Feeling hot under the collar about something a colleague said or did? About to explode? Expressing your anger in an emotional outburst may feel satisfying, but probably won’t help the situation — or your career.
“When you are in a heightened emotional state, you don’t think clearly,” says psychologist Rebecca Wagner, PhD, manager of the Professionals in Crisis (PIC) Program
at Menninger. Dr. Wagner teaches patients on PIC — high-achieving business professionals in high-pressure occupations — to constructively express their anger. “You have to find a way to calm yourself down, and not make decisions in the heat of the moment.”
Easier said than done, right? Dr. Wagner acknowledges that everyone has the occasional angry, emotional outburst. But with practice, you can learn to cool down in a hurry. Here’s how:
There’s a reason people urge you to “take a deep breath” when you are angry. It really works. “Deep breathing helps get oxygen into your blood stream and has a naturally calming effect,” Dr. Wagner says.

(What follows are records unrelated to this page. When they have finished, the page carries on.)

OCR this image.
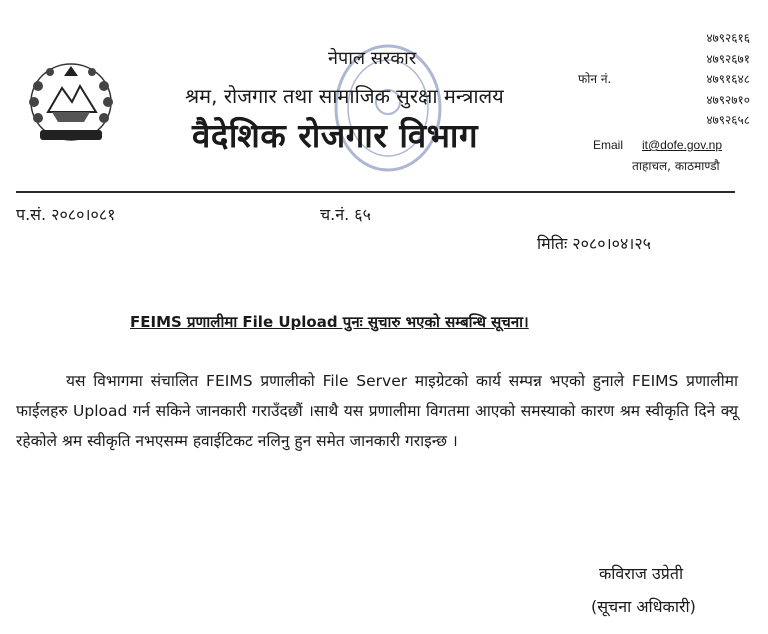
नेपाल सरकार
श्रम, रोजगार तथा सामाजिक सुरक्षा मन्त्रालय
वैदेशिक रोजगार विभाग
फोन नं.
४७९२६१६
४७९२६७१
४७९१६४८
४७९२७१०
४७९२६५८
Email it@dofe.gov.np
ताहाचल, काठमाण्डौ
प.सं. २०८०।०८१	च.नं. ६५
मितिः २०८०।०४।२५
FEIMS प्रणालीमा File Upload पुनः सुचारु भएको सम्बन्धि सूचना।

यस विभागमा संचालित FEIMS प्रणालीको File Server माइग्रेटको कार्य सम्पन्न भएको हुनाले FEIMS प्रणालीमा फाईलहरु Upload गर्न सकिने जानकारी गराउँदछौं ।साथै यस प्रणालीमा विगतमा आएको समस्याको कारण श्रम स्वीकृति दिने क्यू रहेकोले श्रम स्वीकृति नभएसम्म हवाईटिकट नलिनु हुन समेत जानकारी गराइन्छ ।

कविराज उप्रेती
(सूचना अधिकारी)
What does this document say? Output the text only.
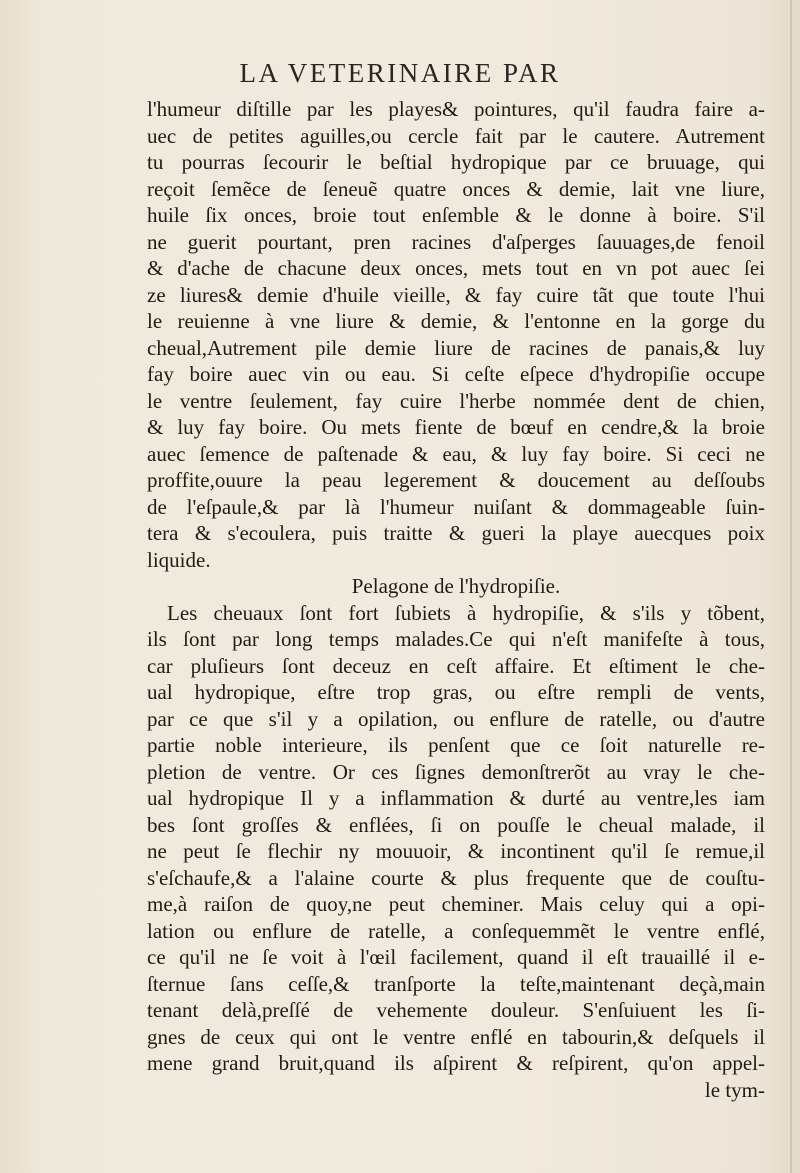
LA VETERINAIRE PAR
l'humeur diſtille par les playes& pointures, qu'il faudra faire a-
uec de petites aguilles,ou cercle fait par le cautere. Autrement
tu pourras ſecourir le beſtial hydropique par ce bruuage, qui
reçoit ſemẽce de ſeneuẽ quatre onces & demie, lait vne liure,
huile ſix onces, broie tout enſemble & le donne à boire. S'il
ne guerit pourtant, pren racines d'aſperges ſauuages,de fenoil
& d'ache de chacune deux onces, mets tout en vn pot auec ſei
ze liures& demie d'huile vieille, & fay cuire tãt que toute l'hui
le reuienne à vne liure & demie, & l'entonne en la gorge du
cheual,Autrement pile demie liure de racines de panais,& luy
fay boire auec vin ou eau. Si ceſte eſpece d'hydropiſie occupe
le ventre ſeulement, fay cuire l'herbe nommée dent de chien,
& luy fay boire. Ou mets fiente de bœuf en cendre,& la broie
auec ſemence de paſtenade & eau, & luy fay boire. Si ceci ne
proffite,ouure la peau legerement & doucement au deſſoubs
de l'eſpaule,& par là l'humeur nuiſant & dommageable ſuin-
tera & s'ecoulera, puis traitte & gueri la playe auecques poix
liquide.
Pelagone de l'hydropiſie.
Les cheuaux ſont fort ſubiets à hydropiſie, & s'ils y tõbent,
ils ſont par long temps malades.Ce qui n'eſt manifeſte à tous,
car pluſieurs ſont deceuz en ceſt affaire. Et eſtiment le che-
ual hydropique, eſtre trop gras, ou eſtre rempli de vents,
par ce que s'il y a opilation, ou enflure de ratelle, ou d'autre
partie noble interieure, ils penſent que ce ſoit naturelle re-
pletion de ventre. Or ces ſignes demonſtrerõt au vray le che-
ual hydropique Il y a inflammation & durté au ventre,les iam
bes ſont groſſes & enflées, ſi on pouſſe le cheual malade, il
ne peut ſe flechir ny mouuoir, & incontinent qu'il ſe remue,il
s'eſchaufe,& a l'alaine courte & plus frequente que de couſtu-
me,à raiſon de quoy,ne peut cheminer. Mais celuy qui a opi-
lation ou enflure de ratelle, a conſequemmẽt le ventre enflé,
ce qu'il ne ſe voit à l'œil facilement, quand il eſt trauaillé il e-
ſternue ſans ceſſe,& tranſporte la teſte,maintenant deçà,main
tenant delà,preſſé de vehemente douleur. S'enſuiuent les ſi-
gnes de ceux qui ont le ventre enflé en tabourin,& deſquels il
mene grand bruit,quand ils aſpirent & reſpirent, qu'on appel-
le tym-
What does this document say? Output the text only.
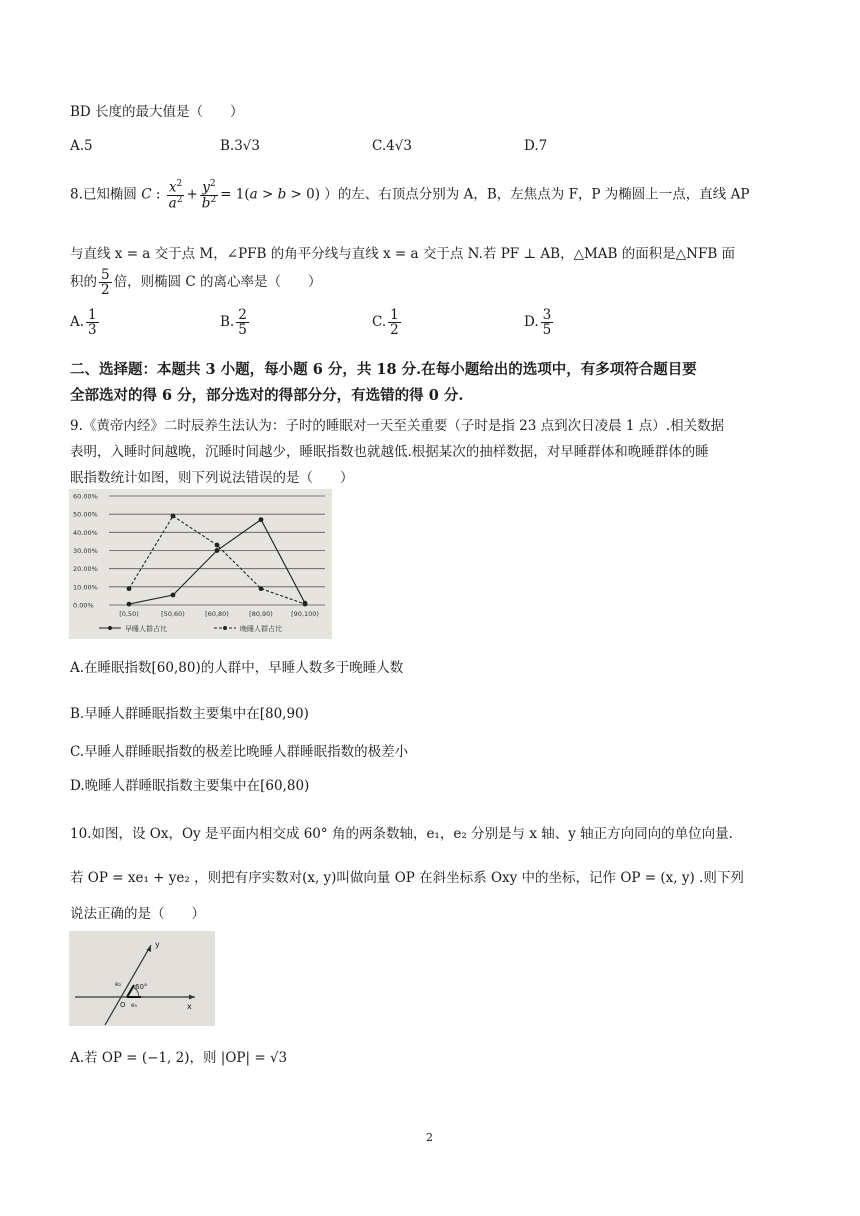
BD 长度的最大值是（　　）
A.5	B.3√3	C.4√3	D.7
8.已知椭圆 C : $\frac{x^2}{a^2} + \frac{y^2}{b^2} = 1(a > b > 0)$ ）的左、右顶点分别为 A，B，左焦点为 F，P 为椭圆上一点，直线 AP
与直线 x = a 交于点 M，∠PFB 的角平分线与直线 x = a 交于点 N.若 PF ⊥ AB，△MAB 的面积是△NFB 面
积的 $\frac{5}{2}$ 倍，则椭圆 C 的离心率是（　　）
A. $\frac{1}{3}$	B. $\frac{2}{5}$	C. $\frac{1}{2}$	D. $\frac{3}{5}$
二、选择题：本题共 3 小题，每小题 6 分，共 18 分.在每小题给出的选项中，有多项符合题目要
全部选对的得 6 分，部分选对的得部分分，有选错的得 0 分.
9.《黄帝内经》二时辰养生法认为：子时的睡眠对一天至关重要（子时是指 23 点到次日凌晨 1 点）.相关数据
表明，入睡时间越晚，沉睡时间越少，睡眠指数也就越低.根据某次的抽样数据，对早睡群体和晚睡群体的睡
眠指数统计如图，则下列说法错误的是（　　）
60.00%
50.00%
40.00%
30.00%
20.00%
10.00%
0.00%
[0,50)	[50,60)	[60,80)	[80,90)	[90,100)
早睡人群占比	晚睡人群占比
A.在睡眠指数[60,80)的人群中，早睡人数多于晚睡人数
B.早睡人群睡眠指数主要集中在[80,90)
C.早睡人群睡眠指数的极差比晚睡人群睡眠指数的极差小
D.晚睡人群睡眠指数主要集中在[60,80)
10.如图，设 Ox，Oy 是平面内相交成 60° 角的两条数轴，e₁，e₂ 分别是与 x 轴、y 轴正方向同向的单位向量.
若 OP = xe₁ + ye₂ ，则把有序实数对(x, y)叫做向量 OP 在斜坐标系 Oxy 中的坐标，记作 OP = (x, y) .则下列
说法正确的是（　　）
y
x
O
60°
e₁
e₂
A.若 OP = (−1, 2)，则 |OP| = √3
2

The classic “count to 10” cool-down strategy also works, because it buys you time. The body can physiologically stayed stressed for only so long, Dr. Wagner explains. “You need to distract yourself from the crisis, so that your body will come back to a more normal state of being.”
Distractions can include going for a walk, listening to music, playing a game, cooking or gardening. The key is to make it a “mindful distraction,” Dr. Wagner says. “You need to immerse yourself in that activity and give it all your attention, and not ruminate on what is causing you distress. For example, if you are listening to music, concentrate on the rhythm, the beat, the tone and the instruments being played.”
Leave the situation
When an argument’s too hot to handle, take a “time out” and leave the room for a moment. “If you stay in the situation, the confrontation can be more agitating, especially if you are with someone who knows how to push your buttons,” Dr. Wagner says. After you cool down, you can return to the conversation and pursue a solution with a more rational frame of mind.
“Turning to food or alcohol to calm down is a maladaptive coping strategy and a way of self-medicating,” Dr. Wagner says. “It may work in the short term, but the problem is still there.” Continuing to avoid situations that make you angry will also make matters worse, she says, adding that the cause of the anger needs to be addressed. “The goal is not to repress anger, but to be able to express it in a way that is helpful,” she says.